I think as a company, we're as well versed as anyone on how to explain the biomarker and how to analyze the results. But it is a situation where you have a neurodegenerative disorder with a relatively slower progression through multiple years, and therefore the qualification takes a little more work to figure out and support. But I'd say everything I've seen in our program and multiple other clinical programs from other parties shows that these markers represent the underlying disease, and their reduction through either enzyme or gene therapy is showing a meaningful reduction that will have important clinical benefits. So we're confident about the value of the treatment, and we're continuing to work with them on what it takes to qualify and move ahead. I will say for the program, it...

We're also working on the CMC side of production because we had to take that over. That is gonna take some time. So in any case, we wouldn't be ready to file until we were able to run the CMC side of the equation. This is not a priority program for the company, so we have managed it in a more capital-efficient way as best we can, given. But our hope would get the CMC straight as well, which will be part of the factor that will determine our ability to file it in addition to our discussion with the FDA.

Thomas Yip (Research Associate)

Just perhaps one more question from us, just this one for GTX-102 for Angelman syndrome. As we expect the extension cohort data in first half of 2024, what do you expect the median treatment duration among these patients will be? And what are your some initial thoughts on possible registrational endpoints?

Emil Kakkis (CEO and President)

Well, the duration, most of the patients, 20, and we'll show we'll have only day 170. We've shown you that in the most recent extension data, the Day 254 looks better than Day 170. However, the dose loading, the average dose loading of the expansion cohorts is higher than what we just showed you before, so they're actually getting more drug. So our expectations by Day 170, we'll see more effect, is our expectation. We will have 10 patients that should take us through to 254. Will allow us at least a sense for how that's going and give us an idea. So our expectation for a pivotal study would be that it would be a somewhere in the range of 7-9-month kind of study, where we've loaded and gone through a few maintenance doses.

We think that's the sweet spot for improvement and change without giving kids too many placebo intrathecal injections. You know, these are people's kids, and you're doing lumbar punctures in them. So I think that combination will give us enough time to separate, and we think it would be long enough. I'm sure the FDA would always want a longer study, but I think we're getting close to the one-year point. But I would hope that maybe it's gonna be eight-nine months, would be a reasonable place to show substantial separation and look at Day 254 as kind of a place where you could see a lot of movement in the development of these kids.

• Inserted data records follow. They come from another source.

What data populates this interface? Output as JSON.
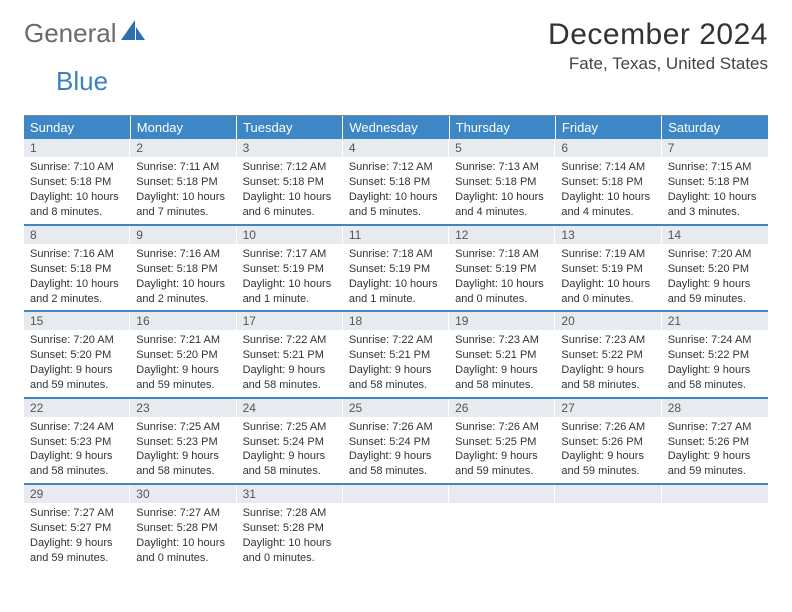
{
  "logo": {
    "part1": "General",
    "part2": "Blue"
  },
  "title": "December 2024",
  "location": "Fate, Texas, United States",
  "colors": {
    "header_bg": "#3d87c7",
    "header_text": "#ffffff",
    "daynum_bg": "#e7ebef",
    "border_accent": "#3d87c7",
    "text": "#333333",
    "logo_general": "#6a6a6a",
    "logo_blue": "#3b7fc4"
  },
  "day_headers": [
    "Sunday",
    "Monday",
    "Tuesday",
    "Wednesday",
    "Thursday",
    "Friday",
    "Saturday"
  ],
  "weeks": [
    [
      {
        "n": "1",
        "sunrise": "Sunrise: 7:10 AM",
        "sunset": "Sunset: 5:18 PM",
        "daylight": "Daylight: 10 hours and 8 minutes."
      },
      {
        "n": "2",
        "sunrise": "Sunrise: 7:11 AM",
        "sunset": "Sunset: 5:18 PM",
        "daylight": "Daylight: 10 hours and 7 minutes."
      },
      {
        "n": "3",
        "sunrise": "Sunrise: 7:12 AM",
        "sunset": "Sunset: 5:18 PM",
        "daylight": "Daylight: 10 hours and 6 minutes."
      },
      {
        "n": "4",
        "sunrise": "Sunrise: 7:12 AM",
        "sunset": "Sunset: 5:18 PM",
        "daylight": "Daylight: 10 hours and 5 minutes."
      },
      {
        "n": "5",
        "sunrise": "Sunrise: 7:13 AM",
        "sunset": "Sunset: 5:18 PM",
        "daylight": "Daylight: 10 hours and 4 minutes."
      },
      {
        "n": "6",
        "sunrise": "Sunrise: 7:14 AM",
        "sunset": "Sunset: 5:18 PM",
        "daylight": "Daylight: 10 hours and 4 minutes."
      },
      {
        "n": "7",
        "sunrise": "Sunrise: 7:15 AM",
        "sunset": "Sunset: 5:18 PM",
        "daylight": "Daylight: 10 hours and 3 minutes."
      }
    ],
    [
      {
        "n": "8",
        "sunrise": "Sunrise: 7:16 AM",
        "sunset": "Sunset: 5:18 PM",
        "daylight": "Daylight: 10 hours and 2 minutes."
      },
      {
        "n": "9",
        "sunrise": "Sunrise: 7:16 AM",
        "sunset": "Sunset: 5:18 PM",
        "daylight": "Daylight: 10 hours and 2 minutes."
      },
      {
        "n": "10",
        "sunrise": "Sunrise: 7:17 AM",
        "sunset": "Sunset: 5:19 PM",
        "daylight": "Daylight: 10 hours and 1 minute."
      },
      {
        "n": "11",
        "sunrise": "Sunrise: 7:18 AM",
        "sunset": "Sunset: 5:19 PM",
        "daylight": "Daylight: 10 hours and 1 minute."
      },
      {
        "n": "12",
        "sunrise": "Sunrise: 7:18 AM",
        "sunset": "Sunset: 5:19 PM",
        "daylight": "Daylight: 10 hours and 0 minutes."
      },
      {
        "n": "13",
        "sunrise": "Sunrise: 7:19 AM",
        "sunset": "Sunset: 5:19 PM",
        "daylight": "Daylight: 10 hours and 0 minutes."
      },
      {
        "n": "14",
        "sunrise": "Sunrise: 7:20 AM",
        "sunset": "Sunset: 5:20 PM",
        "daylight": "Daylight: 9 hours and 59 minutes."
      }
    ],
    [
      {
        "n": "15",
        "sunrise": "Sunrise: 7:20 AM",
        "sunset": "Sunset: 5:20 PM",
        "daylight": "Daylight: 9 hours and 59 minutes."
      },
      {
        "n": "16",
        "sunrise": "Sunrise: 7:21 AM",
        "sunset": "Sunset: 5:20 PM",
        "daylight": "Daylight: 9 hours and 59 minutes."
      },
      {
        "n": "17",
        "sunrise": "Sunrise: 7:22 AM",
        "sunset": "Sunset: 5:21 PM",
        "daylight": "Daylight: 9 hours and 58 minutes."
      },
      {
        "n": "18",
        "sunrise": "Sunrise: 7:22 AM",
        "sunset": "Sunset: 5:21 PM",
        "daylight": "Daylight: 9 hours and 58 minutes."
      },
      {
        "n": "19",
        "sunrise": "Sunrise: 7:23 AM",
        "sunset": "Sunset: 5:21 PM",
        "daylight": "Daylight: 9 hours and 58 minutes."
      },
      {
        "n": "20",
        "sunrise": "Sunrise: 7:23 AM",
        "sunset": "Sunset: 5:22 PM",
        "daylight": "Daylight: 9 hours and 58 minutes."
      },
      {
        "n": "21",
        "sunrise": "Sunrise: 7:24 AM",
        "sunset": "Sunset: 5:22 PM",
        "daylight": "Daylight: 9 hours and 58 minutes."
      }
    ],
    [
      {
        "n": "22",
        "sunrise": "Sunrise: 7:24 AM",
        "sunset": "Sunset: 5:23 PM",
        "daylight": "Daylight: 9 hours and 58 minutes."
      },
      {
        "n": "23",
        "sunrise": "Sunrise: 7:25 AM",
        "sunset": "Sunset: 5:23 PM",
        "daylight": "Daylight: 9 hours and 58 minutes."
      },
      {
        "n": "24",
        "sunrise": "Sunrise: 7:25 AM",
        "sunset": "Sunset: 5:24 PM",
        "daylight": "Daylight: 9 hours and 58 minutes."
      },
      {
        "n": "25",
        "sunrise": "Sunrise: 7:26 AM",
        "sunset": "Sunset: 5:24 PM",
        "daylight": "Daylight: 9 hours and 58 minutes."
      },
      {
        "n": "26",
        "sunrise": "Sunrise: 7:26 AM",
        "sunset": "Sunset: 5:25 PM",
        "daylight": "Daylight: 9 hours and 59 minutes."
      },
      {
        "n": "27",
        "sunrise": "Sunrise: 7:26 AM",
        "sunset": "Sunset: 5:26 PM",
        "daylight": "Daylight: 9 hours and 59 minutes."
      },
      {
        "n": "28",
        "sunrise": "Sunrise: 7:27 AM",
        "sunset": "Sunset: 5:26 PM",
        "daylight": "Daylight: 9 hours and 59 minutes."
      }
    ],
    [
      {
        "n": "29",
        "sunrise": "Sunrise: 7:27 AM",
        "sunset": "Sunset: 5:27 PM",
        "daylight": "Daylight: 9 hours and 59 minutes."
      },
      {
        "n": "30",
        "sunrise": "Sunrise: 7:27 AM",
        "sunset": "Sunset: 5:28 PM",
        "daylight": "Daylight: 10 hours and 0 minutes."
      },
      {
        "n": "31",
        "sunrise": "Sunrise: 7:28 AM",
        "sunset": "Sunset: 5:28 PM",
        "daylight": "Daylight: 10 hours and 0 minutes."
      },
      null,
      null,
      null,
      null
    ]
  ]
}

Thomas Yip (Research Associate)

Got it. Thank you again for taking our questions.

Emil Kakkis (CEO and President)

Good.

Operator (participant)

Thank you. I'd now like to turn the call back over to Joshua Higa for any closing remarks.

Joshua Higa (VP of Investor Relations)

Thank you. This concludes today's call. If there are any additional questions, please contact us by phone or at [email protected]. Thank you for joining us.

Operator (participant)

Thank you. This concludes today's conference call. Thank you for participating.